- First baseman
- Born: July 27, 1959 Honolulu, Hawaii, U.S.
- Died: December 20, 1986 (aged 27) Cayey, Puerto Rico
- Batted: LeftThrew: Left

MLB debut
- September 6, 1980, for the St. Louis Cardinals

Last MLB appearance
- October 3, 1985, for the Chicago White Sox

MLB statistics
- Batting average: .200
- Home runs: 2
- Runs batted in: 7
- Stats at Baseball Reference

Teams
- St. Louis Cardinals (1980); Chicago White Sox (1985);

= Joe DeSa =

American baseball player (1959–1986)

Joseph DeSa (July 27, 1959 – December 20, 1986) was an American Major League Baseball first baseman.

Drafted by the St. Louis Cardinals in the third round of the 1977 MLB amateur draft, DeSa made his Major League Baseball debut with the St. Louis Cardinals on September 6, 1980, and appeared in his final game on October 3, 1985, for the Chicago White Sox.

==Pro career==
Joe DeSa was drafted by the St Louis Cardinals in 1977 out of Damien high school in the amateur draft. DeSa was assigned to the Cardinals minor league affiliate in the Pioneer league, the Calgary Cardinals. At only 17, DeSa was the starting first baseman for Calgary, appearing in 70 games. The following season, DeSa was promoted from the rookie league to the Cardinals single-A affiliate, the St. Petersburg Cardinals. Desa split time with another Cardinals prospect, Kelly Paris, and the team was managed by Hal Lanier. That season in St. Petersburg, Desa had a batting average of .310 Also, during that season, both Paris and DeSa spent time with the Cardinals other single-A affiliate, the Gastonia Cardinals In 1979, DeSa was moving up the chain again, this time to the Cardinals Double-A affiliate the Arkansas Travelers. Much like his previous stops, DeSa again was entrenched as the starter at first base, appearing in 126 games for Arkansas and batting .317.
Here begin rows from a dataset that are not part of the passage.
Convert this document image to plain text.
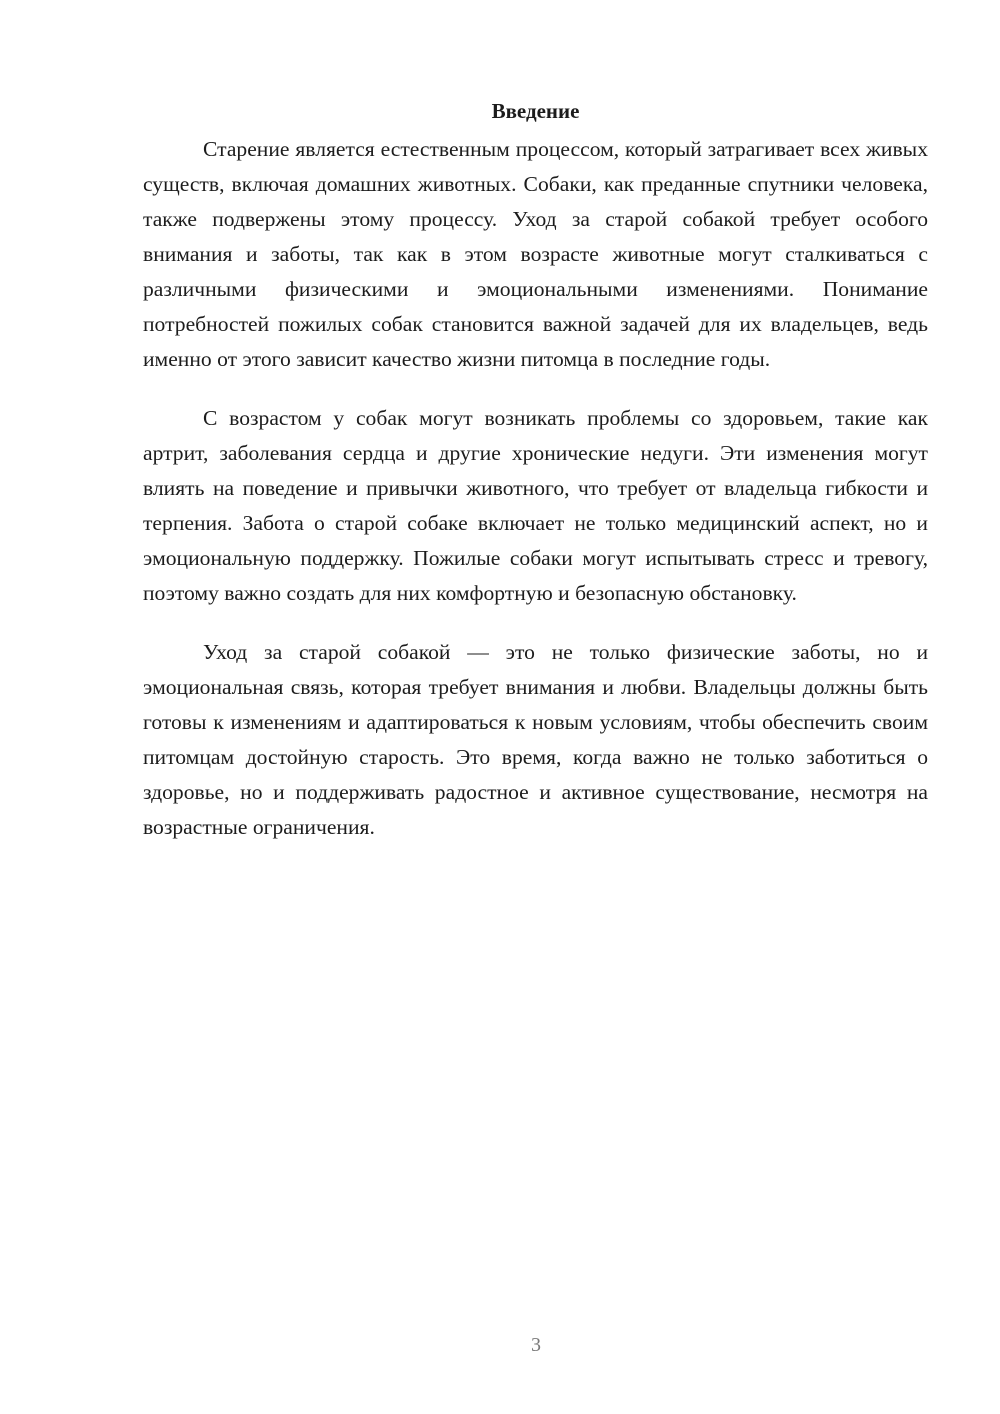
Введение

Старение является естественным процессом, который затрагивает всех живых существ, включая домашних животных. Собаки, как преданные спутники человека, также подвержены этому процессу. Уход за старой собакой требует особого внимания и заботы, так как в этом возрасте животные могут сталкиваться с различными физическими и эмоциональными изменениями. Понимание потребностей пожилых собак становится важной задачей для их владельцев, ведь именно от этого зависит качество жизни питомца в последние годы.

С возрастом у собак могут возникать проблемы со здоровьем, такие как артрит, заболевания сердца и другие хронические недуги. Эти изменения могут влиять на поведение и привычки животного, что требует от владельца гибкости и терпения. Забота о старой собаке включает не только медицинский аспект, но и эмоциональную поддержку. Пожилые собаки могут испытывать стресс и тревогу, поэтому важно создать для них комфортную и безопасную обстановку.

Уход за старой собакой — это не только физические заботы, но и эмоциональная связь, которая требует внимания и любви. Владельцы должны быть готовы к изменениям и адаптироваться к новым условиям, чтобы обеспечить своим питомцам достойную старость. Это время, когда важно не только заботиться о здоровье, но и поддерживать радостное и активное существование, несмотря на возрастные ограничения.

3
In 1980, DeSa made it to Triple-A, playing for the Springfield Redbirds and again was reunited with Lanier, who had managed DeSa in St. Petersburg. DeSa again started at first base and batted .293.

In 1980, DeSa finally made it to the major leagues, appearing in seven games as a utility infielder. DeSa spent the 1981, 1982, and 1983 seasons all at Triple A. In 1984, Desa signed with the Chicago White Sox as a free agent, and was assigned to their triple-A team the Denver Zephyrs. The next season, Chicago switched affiliates, going with the Buffalo Bisons in 1985. During that season, DeSa was recalled by Chicago, and appeared in several games for the White Sox DeSa appeared in his final major league game, a 5–4 loss to the Seattle Mariners

==Death==
DeSa died in an automobile accident in the early morning hours of December 20, 1986 in Cayey, Puerto Rico. At the time of his death, he was playing in the Puerto Rico Professional Baseball League for the Ponce Lions.